LRC: preparing Labour for power


Singing the Internationale at the close of conference

By New Worker correspondent

MEMBERS of the Labour Representation Committee (LRC) met for a special general meeting in London’s Conway Hall last Saturday to debate the LRC’s continuing role within the labour movement.
The modern LRC was founded in July 2004 by left-wing members of the Labour Party, trade unionists and others with the aim of restoring the party to its founding purpose of defending working-class interests, fighting for social democracy and the public ownership of the means of production and distribution. It was named after the committee that founded the Labour Party in February 1900.
That aim has largely been achieved with the election of Jeremy Corbyn – one of the leading founders of the LRC – to the leadership of the party in 2016, his re-election after a challenge the following year, a mass influx of new Corbyn supporters into the party and at the end of last year the winning of a left majority on the party’s National Executive Committee (NEC).
It could be argued that the LRC has done its job – a task that seemed almost impossible in 2004 – but there are still battles to be fought.
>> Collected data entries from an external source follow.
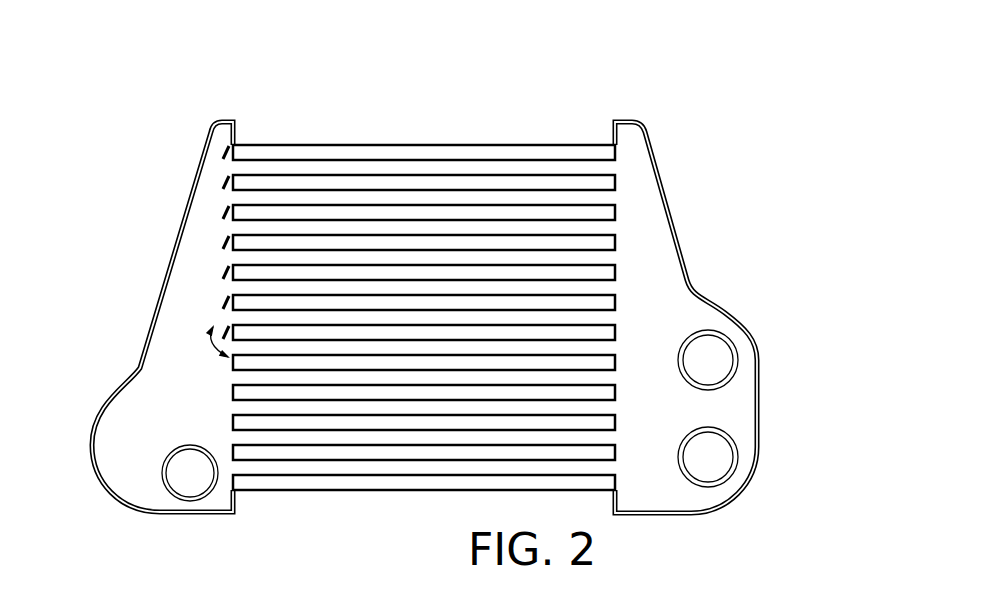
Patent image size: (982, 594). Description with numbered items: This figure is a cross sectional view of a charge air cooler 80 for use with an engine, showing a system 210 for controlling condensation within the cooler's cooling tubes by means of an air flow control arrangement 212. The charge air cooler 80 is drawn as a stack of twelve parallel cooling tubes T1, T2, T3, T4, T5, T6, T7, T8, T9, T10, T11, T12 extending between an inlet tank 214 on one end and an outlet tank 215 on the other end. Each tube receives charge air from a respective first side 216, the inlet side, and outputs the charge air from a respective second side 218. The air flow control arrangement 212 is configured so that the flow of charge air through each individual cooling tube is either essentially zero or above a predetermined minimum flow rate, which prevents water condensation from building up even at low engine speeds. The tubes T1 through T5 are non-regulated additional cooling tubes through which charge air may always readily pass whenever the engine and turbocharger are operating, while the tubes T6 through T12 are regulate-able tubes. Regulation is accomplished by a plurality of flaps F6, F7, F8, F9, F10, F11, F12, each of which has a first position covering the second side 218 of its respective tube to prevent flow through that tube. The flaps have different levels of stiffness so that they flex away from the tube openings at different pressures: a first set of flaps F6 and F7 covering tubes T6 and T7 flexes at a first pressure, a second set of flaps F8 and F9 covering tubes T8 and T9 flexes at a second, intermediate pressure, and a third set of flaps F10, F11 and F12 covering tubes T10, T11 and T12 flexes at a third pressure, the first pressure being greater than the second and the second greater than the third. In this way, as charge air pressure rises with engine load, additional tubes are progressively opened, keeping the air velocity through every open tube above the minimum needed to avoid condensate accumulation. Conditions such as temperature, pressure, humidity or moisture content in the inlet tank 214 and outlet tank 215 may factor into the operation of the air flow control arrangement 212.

The charge air cooler 80 is at (752, 65).
The system 210 is at (599, 77).
The air flow control arrangement 212 is at (122, 98).
The inlet tank 214 is at (672, 228).
The outlet tank 215 is at (117, 382).
The first side 216 is at (613, 150).
The second side 218 is at (230, 152).
The cooling tube T1 is at (252, 488).
The cooling tube T2 is at (294, 457).
The cooling tube T3 is at (347, 428).
The cooling tube T4 is at (373, 398).
The cooling tube T5 is at (422, 368).
The cooling tube T6 is at (258, 325).
The cooling tube T7 is at (292, 297).
The cooling tube T8 is at (350, 268).
The cooling tube T9 is at (385, 240).
The cooling tube T10 is at (427, 215).
The cooling tube T11 is at (470, 185).
The cooling tube T12 is at (520, 150).
The flap F6 is at (227, 327).
The flap F7 is at (227, 297).
The flap F8 is at (227, 267).
The flap F9 is at (227, 237).
The flap F10 is at (227, 207).
The flap F11 is at (227, 177).
The flap F12 is at (227, 147).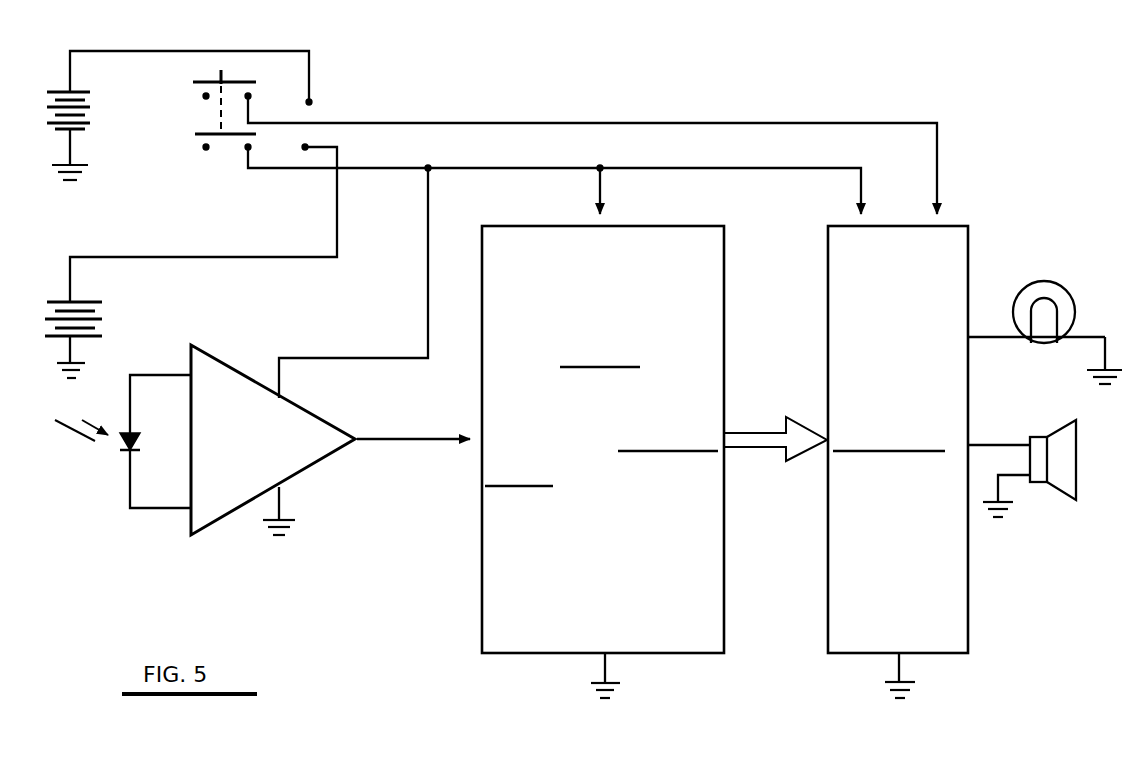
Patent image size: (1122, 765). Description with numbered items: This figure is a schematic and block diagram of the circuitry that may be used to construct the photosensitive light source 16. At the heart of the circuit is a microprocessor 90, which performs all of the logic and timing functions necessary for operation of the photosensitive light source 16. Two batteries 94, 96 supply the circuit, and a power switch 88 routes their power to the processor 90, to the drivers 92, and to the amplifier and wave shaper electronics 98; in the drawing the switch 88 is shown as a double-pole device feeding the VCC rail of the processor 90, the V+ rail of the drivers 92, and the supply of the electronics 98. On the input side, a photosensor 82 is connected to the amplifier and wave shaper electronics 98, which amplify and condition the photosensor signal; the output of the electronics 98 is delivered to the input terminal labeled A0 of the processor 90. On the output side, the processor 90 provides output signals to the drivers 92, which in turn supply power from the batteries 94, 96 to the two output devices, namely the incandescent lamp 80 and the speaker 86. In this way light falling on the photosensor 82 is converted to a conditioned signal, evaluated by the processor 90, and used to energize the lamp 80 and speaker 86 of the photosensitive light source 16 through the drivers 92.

The photosensitive light source 16 is at (649, 84).
The incandescent lamp 80 is at (1045, 282).
The photosensor 82 is at (122, 437).
The speaker 86 is at (1054, 483).
The power switch 88 is at (217, 73).
The microprocessor 90 is at (632, 581).
The drivers 92 is at (934, 581).
The battery 94 is at (90, 106).
The battery 96 is at (97, 329).
The amplifier and wave shaper electronics 98 is at (198, 363).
Some local authorities are still in the hands of right-wing Blairite Labour cliques who are wedded to Tory policies.
And the right wing is still committed to undermining Corbyn’s leadership, though so far all the plotting, slandering and double dealing seems only to have made his position stronger.
The first speaker on Saturday was Mick Brooks, the LRC’s political secretary presenting the National Executive Committee statement, pointed out that the LRC still has a vital role.
The mass organisation Momentum is doing great work campaigning for Corbyn to become Prime Minister and to counter the dirty tricks of old right-wing Labour MPs and councillors.
Mick Brooks said there was hope that the LRC and Momentum would be working together. “But,” Brooks warned, “the LRC is a properly constituted organisation; we have conference, we have elections. Momentum has a ‘democratic deficit’, which we hope will be resolved in due course.
“The LRC is not just a Jeremy Corbyn fan club. We are more about the policies and we need our own independence. For example, on the issue of Trident, we know Corbyn has always been in favour of nuclear disarmament. But currently the official Labour Party policy supports Trident so Corbyn is obliged to keep to that line.
“But we don’t have to make that concession and we can still campaign against Trident and keep reminding him until disarmament becomes official party policy.”
Mick Brooks warned that the radicalisation of the Labour Party is still in its early stages and is precarious. But the party is moving forward with the most left-wing leader it has ever had.
The debate was chaired by Matt Wrack, who is general secretary of the Fire Brigades Union, about the Labour Party’s internal Democracy Review; about false accusations of anti-Semitism; about ending Labour councillors implementing Tory policies, especially in gentrification, demolishing council estates and replacing them with private luxury homes that the former residents cannot afford to live in.
A number of resolutions were discussed and voted on, including one from the New Communist Party on housing and the need to build more council homes, cap rents and raise tenants’ awareness of their rights in fighting evictions resulting from gaps in benefit payments by re-introducing the McKenzie’s friends of the successful anti-poll tax campaign. The resolution was passed unanimously.
Shadow Chancellor John McDonnell spoke briefly to the conference about the work of another conference he was participating in nearby discussing the economic nuts and bolts of taking utilities and services that have been privatised back into public ownership.
He spoke of new modes of public ownership, the creation of co-operatives involving workers in the rail, water and power industries and the users of the services in a way that would make it hard for a future Tory government to re-privatise them. He also spoke of compensating former shareholders of these industries by issuing Government bonds.
The conference finished with a rousing speech from Ian Hodson, leader of the Bakers’ Foods and Allied Workers’ Union, followed by the singing of the Red Flag and the Internationale.